Der Muskauer Park erblüht

Von Anett Böttger

Hermann Fürst von Pückler-Muskau (1785-1871) liebte das Exotische. Der Parkschöpfer wusste wohl schon zu Lebzeiten zu beeindrucken: mit Landschaftsarchitektur, spannenden Reisetagebüchern, seinem Hang zu abenteuerlustiger Provokation, mit Charme und - Ananas. Auf seinem Besitz in Muskau ließ der «Grüne Fürst» die edlen Früchte anbauen. Er verschenkte sie gern, nicht nur an Frauen, die er verehrte. Selbst sein Architekt Karl Friedrich Schinkel soll eine bekommen haben, erzählt Cord Panning, der die Geschäfte der Stiftung Fürst-Pückler-Park in Bad Muskau führt.

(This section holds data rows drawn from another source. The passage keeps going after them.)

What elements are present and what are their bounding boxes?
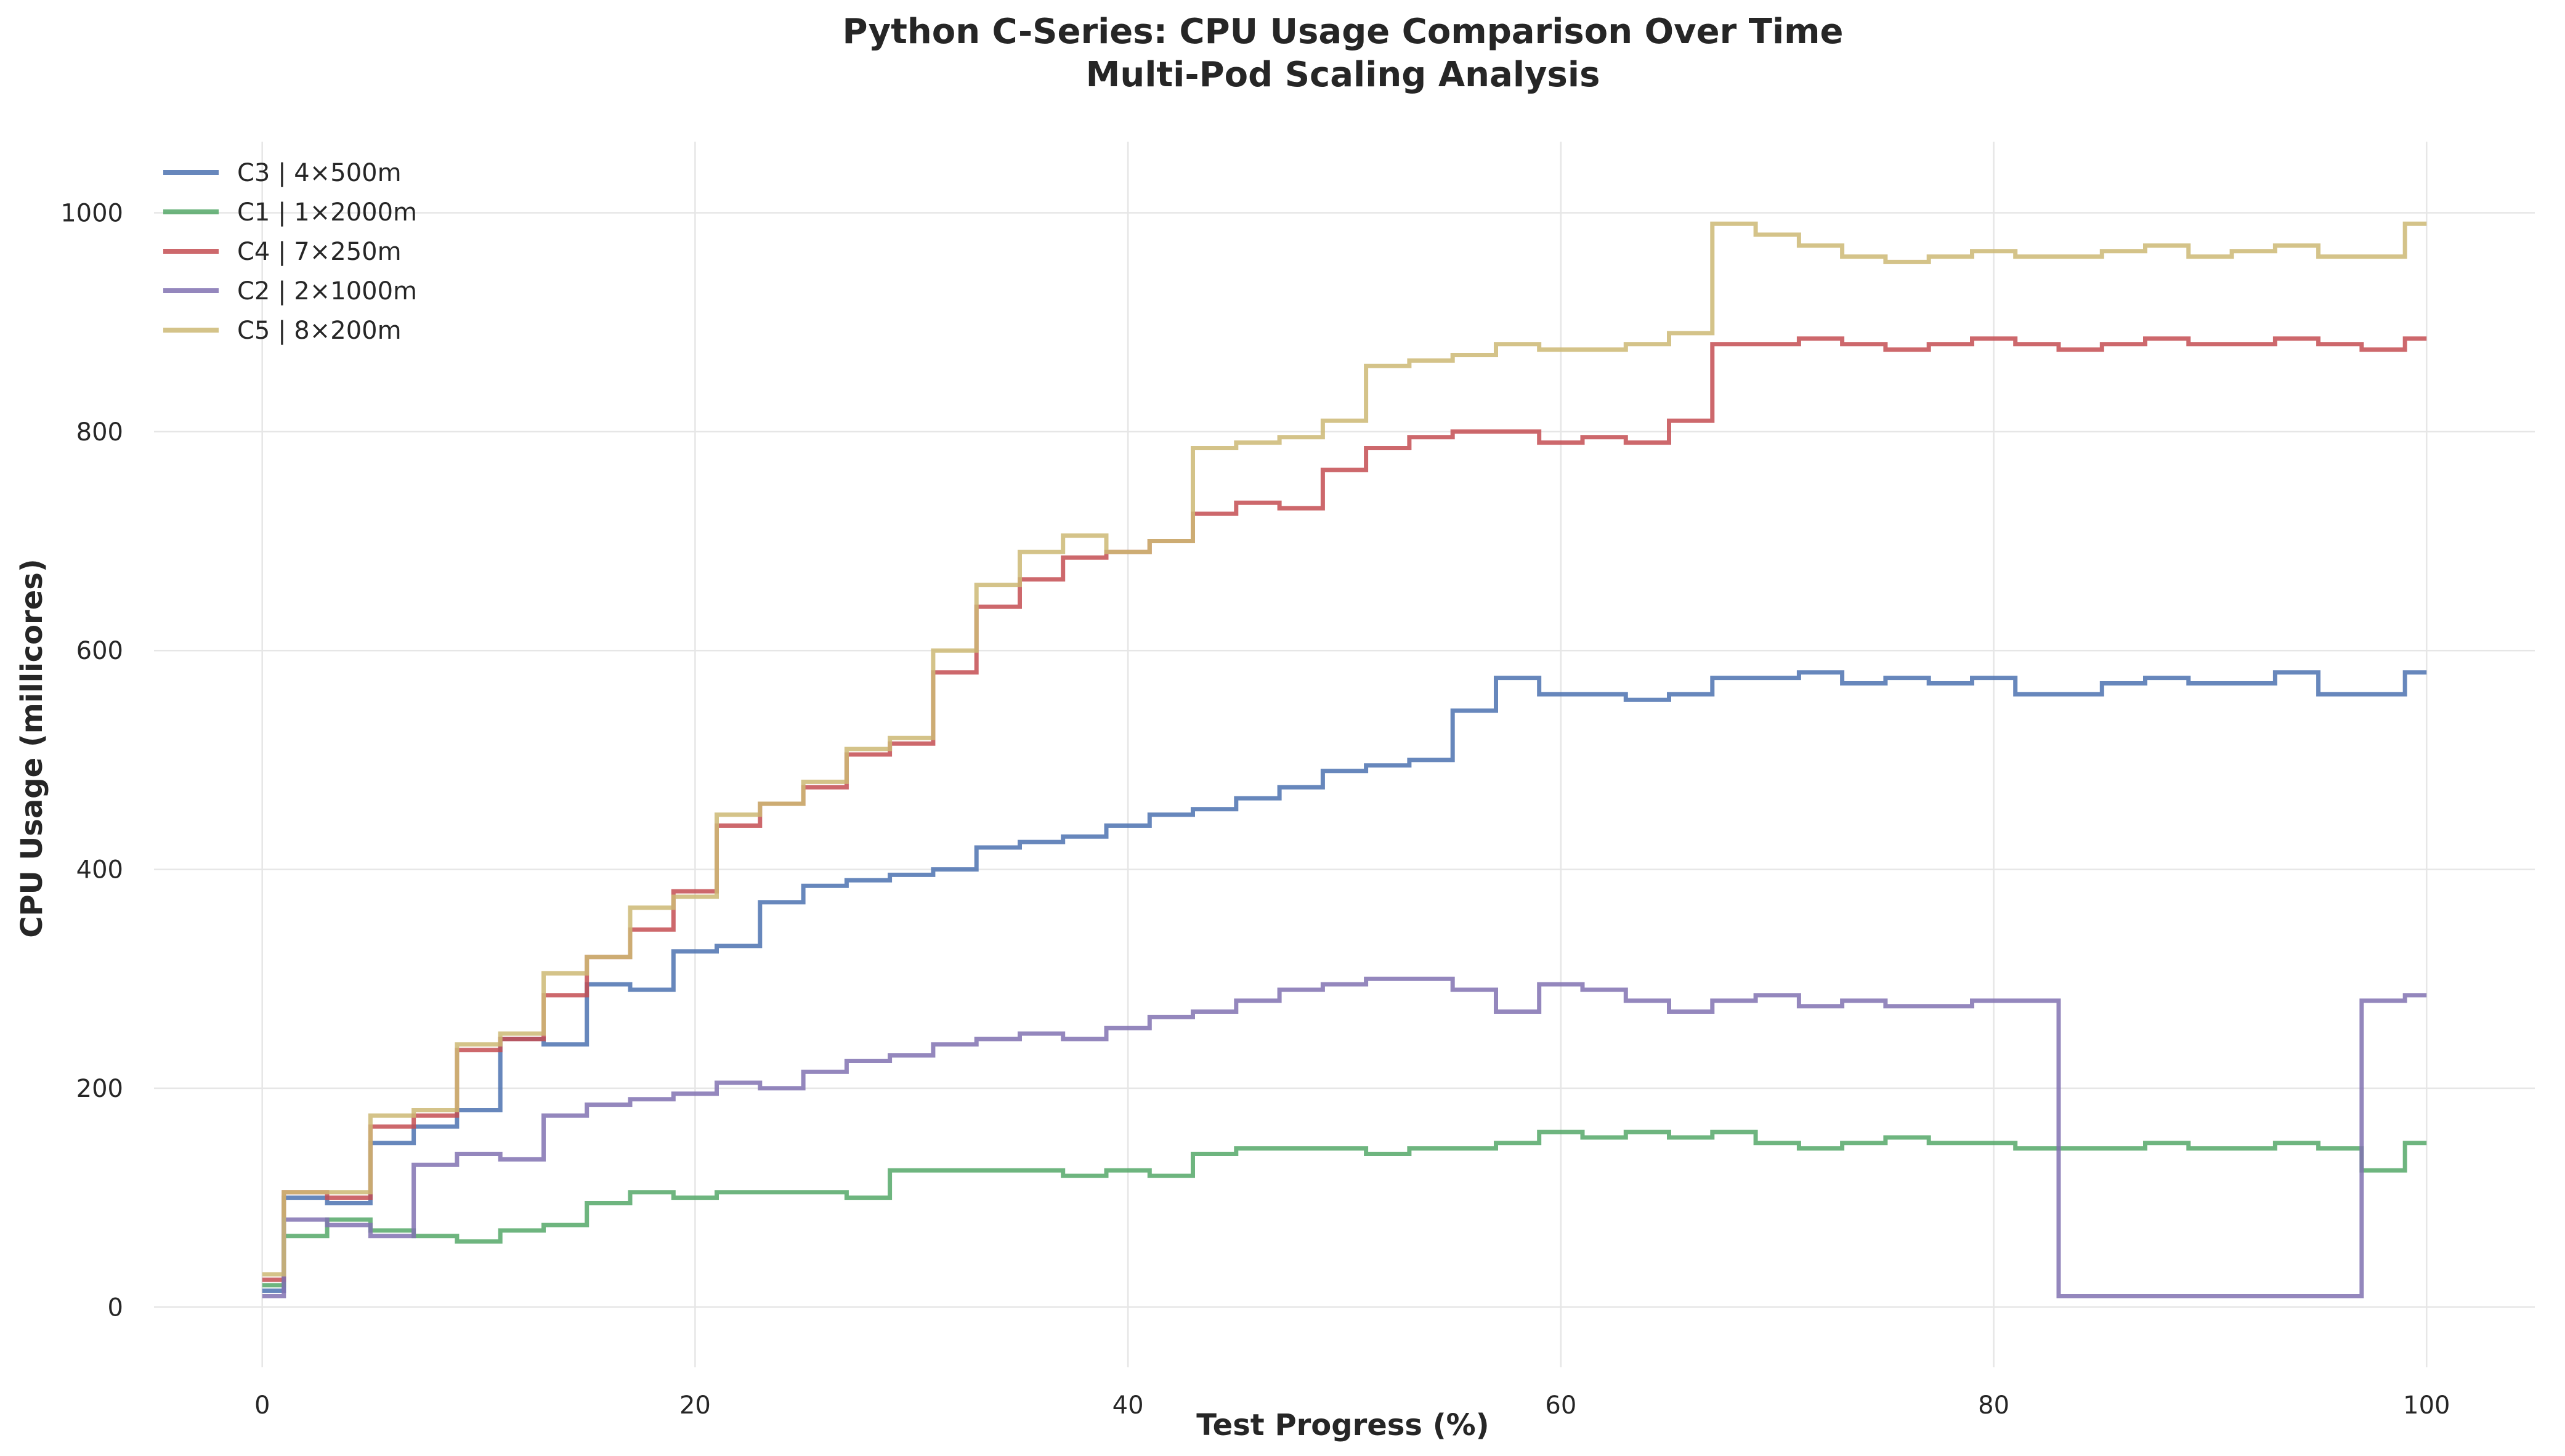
y-tick-label: 1000 xyxy=(60,199,123,227)
grid xyxy=(154,142,2535,1367)
y-tick-label: 200 xyxy=(76,1075,123,1103)
x-tick-label: 80 xyxy=(1978,1391,2009,1420)
x-tick-label: 40 xyxy=(1112,1391,1144,1420)
chart-subtitle: Multi-Pod Scaling Analysis xyxy=(1086,55,1600,95)
x-tick-label: 0 xyxy=(254,1391,270,1420)
y-axis-label: CPU Usage (millicores) xyxy=(15,559,49,938)
series-lines xyxy=(262,221,2427,1298)
x-axis-label: Test Progress (%) xyxy=(1196,1408,1489,1442)
y-tick-label: 400 xyxy=(76,856,123,884)
y-tick-label: 600 xyxy=(76,637,123,665)
y-tick-label: 0 xyxy=(108,1293,123,1322)
chart-title: Python C-Series: CPU Usage Comparison Ov… xyxy=(843,12,1844,52)
series-line xyxy=(262,976,2427,1298)
legend-entry: C3 | 4×500m xyxy=(237,159,402,187)
series-line xyxy=(262,1130,2427,1288)
x-tick-label: 100 xyxy=(2403,1391,2450,1420)
legend-entry: C1 | 1×2000m xyxy=(237,198,417,227)
legend-entry: C2 | 2×1000m xyxy=(237,277,417,305)
x-tick-label: 60 xyxy=(1545,1391,1576,1420)
legend-entry: C4 | 7×250m xyxy=(237,238,402,266)
legend: C3 | 4×500m C1 | 1×2000m C4 | 7×250m C2 | 2… xyxy=(163,159,417,345)
x-tick-label: 20 xyxy=(679,1391,711,1420)
y-tick-label: 800 xyxy=(76,418,123,447)
legend-entry: C5 | 8×200m xyxy=(237,317,402,345)
series-line xyxy=(262,221,2427,1277)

Die Pücklersche Tradition lebt nun in der Stadt an der sächsisch-polnischen Grenze wieder auf. In der sanierten Schlossgärtnerei wird künftig die neue Ausstellung «Ananas! Die Königin der Früchte im Muskauer Park» gezeigt. In dem historischen Ensemble wachsen tatsächlich wieder Ananas-Pflanzen. Aus Costa Rica hat sie die Stiftung extra kommen lassen. Im April trafen sie ein und gedeihen seither hinter Glas. «Mal sehen, wie's funktioniert», sagt Panning. Wie zu Pücklers Zeiten darf sich die neue Ananaszucht in der Schlossgärtnerei entwickeln. Der gesamte Komplex mit Gewächshäusern, Schaugarten und Außenflächen wurde seit 2009 wiederhergestellt.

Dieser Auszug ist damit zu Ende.